Тропа вела их вверх — через скалы, изуродованные лавинами и изглоданные ветрами, по острым, как бритва, камням, вдоль ущелий, никогда не видевших солнца. Леса остались внизу, а здесь было нищее царство карликовых деревьев и жесткой сухой травы. По ночам на землю падали заморозки. Солнце было здесь бледным, а звезды — огромными и колючими. Им приходилось то и дело переправляться через ледяные реки, с ревом летящие между скал. Лошади напрягали все силы, чтобы справиться с бурным течением. Только Хуги удавалось выходить из переправ сухим — его ноги едва доходили до края тюков, на которых он восседал.

Карау сразу простыл, стал чихать и сморкаться, но упорно продолжал сопровождать их.

— Когда я вернусь домой, — мечтательно говорил он, — я улягусь на солнцепеке под цветущим деревом. Музыканты будут играть мне, а наложницы — класть в рот ягоды винограда. Но буду, конечно, заниматься и физическими упражнениями, чтобы сохранить форму — два раза в день крутить ручную мельницу и молоть кофе; А когда через несколько месяцев мне наскучит такая жизнь, я отправлюсь в новое странствие — далеко-далеко, в кофейню на другой улице.

— Кофе… — вздохнул Хольгер. У него уже вышел даже табак.

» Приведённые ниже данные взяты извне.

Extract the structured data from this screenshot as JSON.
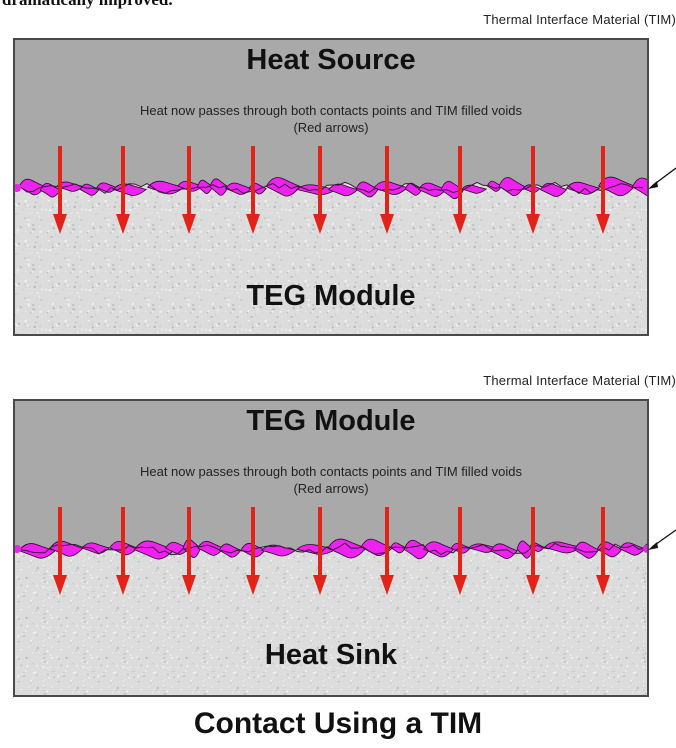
{
  "header_cut_text": "dramatically improved.",
  "panels": [
    {
      "tim_label": "Thermal Interface Material (TIM)",
      "top_label": "Heat Source",
      "note_line1": "Heat now passes through both contacts points and TIM filled voids",
      "note_line2": "(Red arrows)",
      "bottom_label": "TEG Module"
    },
    {
      "tim_label": "Thermal Interface Material (TIM)",
      "top_label": "TEG Module",
      "note_line1": "Heat now passes through both contacts points and TIM filled voids",
      "note_line2": "(Red arrows)",
      "bottom_label": "Heat Sink"
    }
  ],
  "caption": "Contact Using a TIM",
  "colors": {
    "top_block": "#a9a9a9",
    "bottom_block": "#dcdcdc",
    "tim": "#ee22ee",
    "arrow": "#e2231a"
  }
}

Время от времени Алианора превращалась в лебедя и улетала вперед, чтобы разведать путь. На четвертый день, когда она в очередной раз поднялась в воздух, Карау взглянул на Хольгера и сказал с необычной для него серьезностью:

— Несмотря на своеобразие ее одеяния, редко встретишь подобную красавицу.

— Я тоже так думаю, — согласился Хольгер.

— Прости мою дерзость, но Господь дал мне глаза, чтобы видеть. Она не принадлежит тебе, не так ли?

— Нет.

— С твоей стороны это просто глупость.

— Тб же самое и я говорю ему, — вмешался карлик. — Пречудное это изобретение — рыцарь. Обойдет всю землю, чтобы деву спасти, а после не знает, что ему с ней творить. Разве что отвезет ее домой да, набравшись смелости, упадет на колени, чтобы выпросить ленточку на рукав. Просто диво, что рыцари до сих пор еще все не повымирали.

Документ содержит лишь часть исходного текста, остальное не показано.